Residential solar installations in the U.S. reached 4.2 GW in 2021 — a 30 percent year-over-year growth

Washington, DC — In 2021, U.S. solar prices increased as much as 18% due to unprecedented supply chain challenges, trade actions, and legislative uncertainty, according to the U.S. Solar Market Insight 2021 Year in Review report.

As a result of these issues, a third of all utility-scale solar capacity scheduled for completion in Q4 2021 was delayed by at least a quarter and 13% of capacity slated for completion in 2022 has either been delayed by a year or more or cancelled outright, according to the report released by the Solar Energy Industries Association (SEIA) and Wood Mackenzie, a Verisk business.

Over the last 6 months, Wood Mackenzie has decreased near-term solar forecasts by 11 gigawatts (GW), or 19%, due in large part to continued supply chain constraints, price increases, and interconnection challenges.

“In the face of global supply uncertainty, we must ramp up clean energy production and eliminate our reliance on hostile nations for our energy needs,” said SEIA CEO and president Abigail Ross Hopper. “Policymakers have the answers right in front of them: if we pass a long-term extension of the solar Investment Tax Credit and invest in U.S. manufacturing, solar installations will increase by 66% over the next decade, and our nation will be safer because of it. America’s energy independence relies on our ability to deploy solar, and the opportunity before us has never been more obvious or urgent.”

New 10-year forecasts from Wood Mackenzie show that passing a long-term extension of the solar Investment Tax Credit (ITC), new manufacturing tax credits, and other clean energy incentives would increase solar installations by 66% over the next decade compared to baseline projections. In addition, if the manufacturing tax credits move forward, the industry could unlock nearly 20 GW of new domestic solar manufacturing capacity.

Under an ITC extension scenario, 10-year forecasts for the residential, non-residential (commercial and community solar), and utility-scale solar sectors would increase by 20%, 15%, and 86%, respectively. Solar capacity additions by 2030 would exceed 70 GW annually under this scenario.

Without policy action in Congress, Wood Mackenzie projects that U.S. solar capacity would only reach 39% of what’s needed to hit President Biden’s 2035 decarbonization target.

“The supply chain constraints of the last year will hit 2022 installations the hardest, reducing capacity by 7% compared to 2021,” said Michelle Davis, principal analyst at Wood Mackenzie and lead author of the report. “But our forecasts demonstrate long-term growth will overshadow these short-term challenges, especially if federal clean energy incentives are passed. In our ITC extension scenario, installed solar capacity is expected to multiply six times by 2032.”

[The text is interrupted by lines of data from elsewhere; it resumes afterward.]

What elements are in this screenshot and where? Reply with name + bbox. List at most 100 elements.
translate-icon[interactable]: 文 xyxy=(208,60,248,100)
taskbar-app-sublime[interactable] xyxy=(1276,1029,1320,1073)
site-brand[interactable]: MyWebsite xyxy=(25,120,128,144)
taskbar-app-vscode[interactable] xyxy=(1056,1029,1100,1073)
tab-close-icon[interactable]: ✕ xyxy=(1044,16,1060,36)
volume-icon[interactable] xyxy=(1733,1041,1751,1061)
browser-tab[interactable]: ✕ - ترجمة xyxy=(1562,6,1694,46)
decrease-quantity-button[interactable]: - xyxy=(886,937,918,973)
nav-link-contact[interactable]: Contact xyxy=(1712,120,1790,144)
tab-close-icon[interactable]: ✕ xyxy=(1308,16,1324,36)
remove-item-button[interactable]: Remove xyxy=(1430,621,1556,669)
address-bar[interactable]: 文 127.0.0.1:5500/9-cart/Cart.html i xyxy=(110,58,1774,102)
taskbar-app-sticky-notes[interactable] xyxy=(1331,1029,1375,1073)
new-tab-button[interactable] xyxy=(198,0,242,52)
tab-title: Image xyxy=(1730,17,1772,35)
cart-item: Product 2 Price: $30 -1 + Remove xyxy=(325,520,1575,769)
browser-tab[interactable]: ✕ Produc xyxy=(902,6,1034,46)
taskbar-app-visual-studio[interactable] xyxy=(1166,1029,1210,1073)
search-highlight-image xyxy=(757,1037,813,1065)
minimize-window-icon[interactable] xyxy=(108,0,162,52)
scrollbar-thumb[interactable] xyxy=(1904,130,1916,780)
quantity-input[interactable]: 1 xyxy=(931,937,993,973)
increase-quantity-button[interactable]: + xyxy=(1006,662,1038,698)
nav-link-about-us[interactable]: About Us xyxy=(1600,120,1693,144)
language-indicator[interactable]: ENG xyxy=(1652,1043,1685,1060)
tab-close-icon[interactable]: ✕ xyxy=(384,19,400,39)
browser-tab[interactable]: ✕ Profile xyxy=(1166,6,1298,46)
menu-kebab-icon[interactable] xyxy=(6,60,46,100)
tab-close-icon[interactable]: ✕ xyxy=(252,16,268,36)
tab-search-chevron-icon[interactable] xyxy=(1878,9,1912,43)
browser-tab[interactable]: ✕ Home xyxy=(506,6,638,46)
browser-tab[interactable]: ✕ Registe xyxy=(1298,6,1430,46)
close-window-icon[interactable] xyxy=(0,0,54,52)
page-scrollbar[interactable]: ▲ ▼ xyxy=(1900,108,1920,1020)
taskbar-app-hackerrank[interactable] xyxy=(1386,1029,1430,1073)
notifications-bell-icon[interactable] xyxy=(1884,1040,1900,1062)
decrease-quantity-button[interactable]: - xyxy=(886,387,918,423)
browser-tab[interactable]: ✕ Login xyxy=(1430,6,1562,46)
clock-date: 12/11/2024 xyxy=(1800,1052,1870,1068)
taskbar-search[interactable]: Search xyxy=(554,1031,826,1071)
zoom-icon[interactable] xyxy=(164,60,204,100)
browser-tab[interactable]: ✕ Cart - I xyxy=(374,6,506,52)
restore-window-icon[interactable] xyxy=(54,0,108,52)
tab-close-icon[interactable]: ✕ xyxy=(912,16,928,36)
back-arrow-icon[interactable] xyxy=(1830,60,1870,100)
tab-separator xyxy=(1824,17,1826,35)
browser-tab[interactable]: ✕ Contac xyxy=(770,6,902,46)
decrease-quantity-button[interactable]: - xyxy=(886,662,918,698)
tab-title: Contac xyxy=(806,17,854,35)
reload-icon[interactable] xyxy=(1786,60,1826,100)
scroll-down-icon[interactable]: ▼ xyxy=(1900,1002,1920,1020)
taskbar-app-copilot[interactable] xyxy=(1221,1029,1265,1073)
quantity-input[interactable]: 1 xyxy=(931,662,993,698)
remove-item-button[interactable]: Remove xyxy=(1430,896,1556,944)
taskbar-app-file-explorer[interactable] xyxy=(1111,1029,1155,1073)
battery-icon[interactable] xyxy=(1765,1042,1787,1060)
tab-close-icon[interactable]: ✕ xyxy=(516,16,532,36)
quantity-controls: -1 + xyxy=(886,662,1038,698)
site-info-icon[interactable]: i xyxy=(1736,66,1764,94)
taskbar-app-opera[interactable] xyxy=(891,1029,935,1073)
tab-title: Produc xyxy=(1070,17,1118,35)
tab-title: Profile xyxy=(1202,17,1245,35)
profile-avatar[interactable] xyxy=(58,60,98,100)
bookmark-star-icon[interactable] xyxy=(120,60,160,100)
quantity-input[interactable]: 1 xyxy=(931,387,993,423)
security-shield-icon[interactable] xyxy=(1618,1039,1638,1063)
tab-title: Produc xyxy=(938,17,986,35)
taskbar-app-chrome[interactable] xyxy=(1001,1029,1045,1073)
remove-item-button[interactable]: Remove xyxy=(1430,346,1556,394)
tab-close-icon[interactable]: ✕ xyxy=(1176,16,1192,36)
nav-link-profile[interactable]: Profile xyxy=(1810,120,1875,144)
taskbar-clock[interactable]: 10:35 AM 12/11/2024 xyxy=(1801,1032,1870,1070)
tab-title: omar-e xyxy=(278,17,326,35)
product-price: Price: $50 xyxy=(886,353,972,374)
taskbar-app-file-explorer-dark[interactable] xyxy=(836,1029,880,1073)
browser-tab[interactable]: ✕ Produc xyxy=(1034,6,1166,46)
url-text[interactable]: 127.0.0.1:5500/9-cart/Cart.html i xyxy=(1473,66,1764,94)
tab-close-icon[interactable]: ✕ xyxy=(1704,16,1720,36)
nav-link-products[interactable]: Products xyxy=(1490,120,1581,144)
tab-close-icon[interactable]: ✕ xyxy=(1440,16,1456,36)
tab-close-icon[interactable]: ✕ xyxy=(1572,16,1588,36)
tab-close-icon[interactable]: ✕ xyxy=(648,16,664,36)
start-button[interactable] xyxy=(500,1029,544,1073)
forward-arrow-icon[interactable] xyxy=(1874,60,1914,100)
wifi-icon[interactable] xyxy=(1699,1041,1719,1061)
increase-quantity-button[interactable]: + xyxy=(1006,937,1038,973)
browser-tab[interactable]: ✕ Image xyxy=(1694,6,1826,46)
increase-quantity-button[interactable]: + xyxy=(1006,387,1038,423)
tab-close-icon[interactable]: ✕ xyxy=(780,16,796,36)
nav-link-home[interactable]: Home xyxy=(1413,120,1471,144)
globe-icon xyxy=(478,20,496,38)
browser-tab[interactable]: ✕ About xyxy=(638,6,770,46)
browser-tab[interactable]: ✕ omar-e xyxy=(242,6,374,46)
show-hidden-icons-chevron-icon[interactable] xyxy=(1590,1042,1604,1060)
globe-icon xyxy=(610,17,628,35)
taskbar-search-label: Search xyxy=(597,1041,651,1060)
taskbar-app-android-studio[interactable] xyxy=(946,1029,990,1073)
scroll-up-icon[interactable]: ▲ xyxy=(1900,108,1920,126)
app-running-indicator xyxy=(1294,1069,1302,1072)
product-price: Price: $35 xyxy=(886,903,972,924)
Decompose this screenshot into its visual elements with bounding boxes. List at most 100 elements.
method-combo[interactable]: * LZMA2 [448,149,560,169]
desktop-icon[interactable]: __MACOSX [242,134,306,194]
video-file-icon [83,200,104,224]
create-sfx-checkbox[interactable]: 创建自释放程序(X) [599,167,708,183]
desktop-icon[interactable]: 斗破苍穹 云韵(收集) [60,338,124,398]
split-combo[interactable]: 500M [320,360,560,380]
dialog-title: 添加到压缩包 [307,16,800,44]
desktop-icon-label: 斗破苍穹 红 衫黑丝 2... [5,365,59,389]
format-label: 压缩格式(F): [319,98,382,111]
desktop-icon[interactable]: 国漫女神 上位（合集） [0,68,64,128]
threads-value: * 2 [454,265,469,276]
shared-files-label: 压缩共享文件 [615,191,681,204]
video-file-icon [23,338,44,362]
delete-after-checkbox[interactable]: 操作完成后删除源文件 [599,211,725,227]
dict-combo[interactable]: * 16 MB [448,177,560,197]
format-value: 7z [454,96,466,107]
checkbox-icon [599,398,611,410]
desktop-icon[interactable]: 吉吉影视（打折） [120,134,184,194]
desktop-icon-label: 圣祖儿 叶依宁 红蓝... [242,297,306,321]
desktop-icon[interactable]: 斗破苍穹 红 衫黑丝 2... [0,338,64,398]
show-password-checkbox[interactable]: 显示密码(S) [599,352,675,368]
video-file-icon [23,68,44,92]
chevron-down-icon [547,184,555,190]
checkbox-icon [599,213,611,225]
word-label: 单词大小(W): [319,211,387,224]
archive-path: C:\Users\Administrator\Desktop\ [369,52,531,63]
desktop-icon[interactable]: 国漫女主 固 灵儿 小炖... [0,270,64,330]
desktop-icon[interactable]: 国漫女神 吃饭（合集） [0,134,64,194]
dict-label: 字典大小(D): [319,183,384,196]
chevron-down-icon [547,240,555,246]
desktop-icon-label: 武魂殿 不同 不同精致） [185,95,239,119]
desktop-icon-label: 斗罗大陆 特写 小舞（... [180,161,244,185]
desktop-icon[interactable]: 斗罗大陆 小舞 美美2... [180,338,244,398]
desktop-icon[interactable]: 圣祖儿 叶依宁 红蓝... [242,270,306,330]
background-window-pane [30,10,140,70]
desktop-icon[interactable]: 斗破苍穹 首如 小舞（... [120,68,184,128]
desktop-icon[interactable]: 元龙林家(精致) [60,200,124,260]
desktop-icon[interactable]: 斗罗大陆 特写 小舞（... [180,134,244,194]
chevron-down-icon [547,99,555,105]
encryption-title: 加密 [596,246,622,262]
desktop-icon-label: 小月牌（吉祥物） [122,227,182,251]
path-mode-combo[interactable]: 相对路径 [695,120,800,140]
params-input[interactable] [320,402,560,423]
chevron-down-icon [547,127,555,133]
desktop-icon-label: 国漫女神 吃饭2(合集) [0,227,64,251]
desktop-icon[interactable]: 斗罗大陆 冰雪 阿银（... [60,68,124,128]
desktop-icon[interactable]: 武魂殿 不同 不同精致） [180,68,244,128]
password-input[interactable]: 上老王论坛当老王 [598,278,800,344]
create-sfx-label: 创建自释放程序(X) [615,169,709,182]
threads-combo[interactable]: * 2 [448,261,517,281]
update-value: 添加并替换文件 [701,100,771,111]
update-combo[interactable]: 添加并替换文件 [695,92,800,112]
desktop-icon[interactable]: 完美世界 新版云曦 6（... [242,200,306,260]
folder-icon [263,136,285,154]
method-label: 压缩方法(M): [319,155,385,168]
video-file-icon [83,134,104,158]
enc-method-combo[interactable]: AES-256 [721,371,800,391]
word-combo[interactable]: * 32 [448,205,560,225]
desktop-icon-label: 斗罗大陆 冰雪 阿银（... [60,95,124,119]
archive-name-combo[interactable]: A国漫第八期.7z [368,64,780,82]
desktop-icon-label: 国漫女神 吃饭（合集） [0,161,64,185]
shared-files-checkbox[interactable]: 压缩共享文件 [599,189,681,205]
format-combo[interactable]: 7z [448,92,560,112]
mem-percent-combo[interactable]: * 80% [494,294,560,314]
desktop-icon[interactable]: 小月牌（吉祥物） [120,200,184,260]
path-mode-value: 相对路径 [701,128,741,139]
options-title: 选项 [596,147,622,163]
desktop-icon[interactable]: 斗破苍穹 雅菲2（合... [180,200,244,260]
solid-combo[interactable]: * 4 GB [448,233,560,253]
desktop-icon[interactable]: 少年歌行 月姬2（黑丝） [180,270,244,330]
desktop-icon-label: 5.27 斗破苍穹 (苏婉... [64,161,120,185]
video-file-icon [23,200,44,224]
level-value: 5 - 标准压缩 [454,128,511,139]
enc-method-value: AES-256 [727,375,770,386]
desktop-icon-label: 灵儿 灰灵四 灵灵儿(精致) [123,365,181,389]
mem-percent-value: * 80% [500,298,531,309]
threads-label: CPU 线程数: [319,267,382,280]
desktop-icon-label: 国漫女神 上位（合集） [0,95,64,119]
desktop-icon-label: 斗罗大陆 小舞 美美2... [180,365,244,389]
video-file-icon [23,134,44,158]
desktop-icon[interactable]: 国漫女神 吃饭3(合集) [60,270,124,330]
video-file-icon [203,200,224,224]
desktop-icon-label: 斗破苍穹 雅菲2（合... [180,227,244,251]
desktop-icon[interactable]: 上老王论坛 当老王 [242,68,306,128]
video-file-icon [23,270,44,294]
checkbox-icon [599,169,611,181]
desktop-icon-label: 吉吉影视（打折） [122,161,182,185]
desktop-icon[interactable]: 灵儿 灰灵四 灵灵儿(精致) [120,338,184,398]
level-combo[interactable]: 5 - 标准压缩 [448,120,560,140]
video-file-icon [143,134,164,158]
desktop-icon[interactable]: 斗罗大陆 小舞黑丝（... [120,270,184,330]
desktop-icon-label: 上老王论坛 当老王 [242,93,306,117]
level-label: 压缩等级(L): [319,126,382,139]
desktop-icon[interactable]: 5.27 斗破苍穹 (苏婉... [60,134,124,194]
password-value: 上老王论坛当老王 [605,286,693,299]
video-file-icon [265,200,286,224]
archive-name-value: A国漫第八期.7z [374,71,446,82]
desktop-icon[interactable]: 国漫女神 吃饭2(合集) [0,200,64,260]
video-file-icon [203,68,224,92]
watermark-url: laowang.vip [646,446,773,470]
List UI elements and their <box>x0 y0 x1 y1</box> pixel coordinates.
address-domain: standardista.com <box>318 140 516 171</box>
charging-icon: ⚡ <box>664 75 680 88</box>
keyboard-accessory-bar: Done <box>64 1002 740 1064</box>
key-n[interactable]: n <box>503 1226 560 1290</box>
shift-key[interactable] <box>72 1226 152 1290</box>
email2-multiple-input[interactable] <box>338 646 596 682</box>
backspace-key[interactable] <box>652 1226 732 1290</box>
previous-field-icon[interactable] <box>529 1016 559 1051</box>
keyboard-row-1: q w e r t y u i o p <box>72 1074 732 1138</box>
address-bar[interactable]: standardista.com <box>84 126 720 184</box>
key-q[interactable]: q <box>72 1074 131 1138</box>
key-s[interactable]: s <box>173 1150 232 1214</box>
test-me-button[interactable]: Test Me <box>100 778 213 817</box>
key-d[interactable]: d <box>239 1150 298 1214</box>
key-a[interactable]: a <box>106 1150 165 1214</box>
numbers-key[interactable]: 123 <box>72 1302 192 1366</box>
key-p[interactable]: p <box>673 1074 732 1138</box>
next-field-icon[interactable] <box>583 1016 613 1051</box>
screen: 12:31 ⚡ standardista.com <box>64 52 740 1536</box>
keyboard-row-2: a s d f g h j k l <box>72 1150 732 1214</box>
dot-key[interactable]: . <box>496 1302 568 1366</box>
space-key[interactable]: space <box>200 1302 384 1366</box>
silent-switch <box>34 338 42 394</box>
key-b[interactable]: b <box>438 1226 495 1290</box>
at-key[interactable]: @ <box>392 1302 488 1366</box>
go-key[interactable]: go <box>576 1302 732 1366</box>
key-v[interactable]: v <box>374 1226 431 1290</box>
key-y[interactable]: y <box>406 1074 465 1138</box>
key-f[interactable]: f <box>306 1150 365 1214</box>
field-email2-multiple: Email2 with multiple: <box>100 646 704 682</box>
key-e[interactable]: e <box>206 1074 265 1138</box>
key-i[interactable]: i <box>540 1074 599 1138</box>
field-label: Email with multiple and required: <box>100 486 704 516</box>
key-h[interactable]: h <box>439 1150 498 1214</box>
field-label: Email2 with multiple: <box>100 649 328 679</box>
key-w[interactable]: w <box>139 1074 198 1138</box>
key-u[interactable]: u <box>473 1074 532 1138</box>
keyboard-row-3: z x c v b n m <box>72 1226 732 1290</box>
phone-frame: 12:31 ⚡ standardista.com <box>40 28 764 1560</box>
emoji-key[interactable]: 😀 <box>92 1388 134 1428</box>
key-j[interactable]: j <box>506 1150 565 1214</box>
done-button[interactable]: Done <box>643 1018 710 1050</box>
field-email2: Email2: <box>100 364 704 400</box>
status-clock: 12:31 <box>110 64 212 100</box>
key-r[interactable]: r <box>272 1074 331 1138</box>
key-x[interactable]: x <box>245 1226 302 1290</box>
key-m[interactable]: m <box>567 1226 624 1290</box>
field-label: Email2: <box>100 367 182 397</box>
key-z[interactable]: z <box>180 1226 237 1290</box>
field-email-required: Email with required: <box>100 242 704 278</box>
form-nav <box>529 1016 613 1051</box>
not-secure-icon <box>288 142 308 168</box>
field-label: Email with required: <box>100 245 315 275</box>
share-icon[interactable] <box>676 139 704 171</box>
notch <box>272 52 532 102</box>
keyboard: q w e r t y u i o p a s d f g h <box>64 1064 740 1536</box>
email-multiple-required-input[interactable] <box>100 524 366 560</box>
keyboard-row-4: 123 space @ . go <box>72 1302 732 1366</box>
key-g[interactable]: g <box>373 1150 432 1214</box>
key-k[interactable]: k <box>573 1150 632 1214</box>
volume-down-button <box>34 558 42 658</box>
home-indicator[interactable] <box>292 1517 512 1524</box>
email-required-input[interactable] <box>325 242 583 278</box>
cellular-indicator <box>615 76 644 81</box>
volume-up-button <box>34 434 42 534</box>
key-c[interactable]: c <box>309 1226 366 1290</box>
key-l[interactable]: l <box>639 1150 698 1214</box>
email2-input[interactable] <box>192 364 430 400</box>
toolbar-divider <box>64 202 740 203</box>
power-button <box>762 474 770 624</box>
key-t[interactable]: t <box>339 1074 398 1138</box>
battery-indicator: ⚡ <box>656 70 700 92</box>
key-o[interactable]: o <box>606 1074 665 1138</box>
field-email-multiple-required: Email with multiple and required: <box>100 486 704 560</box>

Despite the headwinds, demand for solar remains high. In 2021, the residential market saw 30% year-over-year growth with over 500,000 U.S. homeowners installing solar, helping the industry reach 23.6 GW of new installed solar capacity.

However, the residential solar market’s momentum could slow as policymakers in California and Florida consider new programs that would reduce compensation in their net metering programs. Wood Mackenzie’s forecasts account for California’s December NEM 3.0 proposal to demonstrate its impacts. If the net metering proposal moves forward, the California residential solar market is expected to be cut in half by 2024.